Before you learn how to begin trading, you must understand how different brokers charge you for your trading activity. Presently, there are four ways by which brokers charge brokerage fees in India. Check them out:

  • Flat Fee

This is a flat rate that is charged on every trade conducted, irrespective of the amount traded or the traded value. Nonetheless, this is usually based on a specific condition that if the percentage of brokerage is less than the flat fee, the lower amount is charged to the investor. 

  • Brokerage Levied as a Percentage of the Value of Trades

Some brokers charge fees as a percentage of the entire value that is traded as brokerage fees. Essentially, the higher the traded value, the higher the charge for brokerage is going to be.

  • Monthly Trading Plans

Some brokers have established monthly trading plans that let investors place an unlimited amount of trades in a single month whatever value may amount to. In return, brokers charge investors a monthly or annual fee for subscription. 

  • Zero or Nil Brokerage

A Demat account for beginners may be opened with a discount broker that does not charge brokerage for transactions that are categorised as delivery-based transactions. 

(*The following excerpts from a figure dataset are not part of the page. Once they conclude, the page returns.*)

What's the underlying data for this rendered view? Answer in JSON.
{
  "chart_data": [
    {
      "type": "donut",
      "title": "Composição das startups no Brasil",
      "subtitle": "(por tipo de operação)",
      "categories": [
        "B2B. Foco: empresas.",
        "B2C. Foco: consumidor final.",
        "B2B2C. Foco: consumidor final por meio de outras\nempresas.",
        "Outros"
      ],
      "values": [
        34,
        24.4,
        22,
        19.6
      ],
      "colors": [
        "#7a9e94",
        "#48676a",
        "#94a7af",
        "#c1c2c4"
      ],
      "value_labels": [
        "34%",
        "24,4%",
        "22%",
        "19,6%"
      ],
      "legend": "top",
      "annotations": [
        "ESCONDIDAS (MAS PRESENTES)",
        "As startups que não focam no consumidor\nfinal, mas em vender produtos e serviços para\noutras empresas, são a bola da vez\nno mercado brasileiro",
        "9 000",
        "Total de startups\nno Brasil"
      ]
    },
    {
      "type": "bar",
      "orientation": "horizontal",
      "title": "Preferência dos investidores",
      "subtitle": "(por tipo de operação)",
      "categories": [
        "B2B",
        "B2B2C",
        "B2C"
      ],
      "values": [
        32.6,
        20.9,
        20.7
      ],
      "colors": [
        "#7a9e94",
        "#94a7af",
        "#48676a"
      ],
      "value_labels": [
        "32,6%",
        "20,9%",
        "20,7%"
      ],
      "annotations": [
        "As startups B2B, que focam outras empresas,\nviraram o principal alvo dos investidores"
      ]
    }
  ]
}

Brokerage Levied For Different Types of Transactions 

Typically, there are four different types of transactions that can be carried out while trading in the share market, and each has distinct brokerage fees: 

1. Equity Delivery 

In case investors hold shares above a single day after trades, these are termed delivery-based trades. Brokerage is levied on the buying and selling activity of securities and the value of the trade. However, several brokers may not charge investors for delivery-based trades. 

2. Equity Intraday

The key to knowing how to begin trading, especially for intraday traders who close trades within a trading day, is to understand the charges for trading. If investors purchase a specific stock and sell it on the very same day, then the trade is counted as an intraday trade. Here, intraday brokerage is charged on both the purchase and sale transactions. Charges levied can be expressed as a percentage of the value of the transaction or as a flat fee; for instance, 0.1% of the turnover (Quantity of shares x price of the share) or ₹20, whichever is the lower of the two, is applicable per executed order.

3. Equity Futures

It is possible for investors to purchase stock futures (standardised contracts or agreements) and the capital that you earn or make a loss from in a futures transaction is deposited in or debited from your trading account on the very same day as the day of the trade. Here, the charges will be applicable in the same manner they do for equity intraday trades, i.e., represented as a percentage of the value of the transaction or a flat rate fee.

4. Equity Options

Equity options are trades that are a relevant portion of the derivative market, specifically in India. They act as a mechanism for investors to protect their positions and reduce potential risk. Generally,  the brokerage fee on equity options is a fixed flat charge per lot or order. What’s more, the charges for brokerage vary from one broker to the other. Besides the brokerage that is charged, some additional charges are legally mandated and enforced by the concerned regulatory authority/exchange. 

Successful Trading

A Demat account for beginners or one that is used by experienced traders and investors has certain charges applicable when investors engage in trading transactions. These must be understood by investors if they wish to make their trading potentially profitable.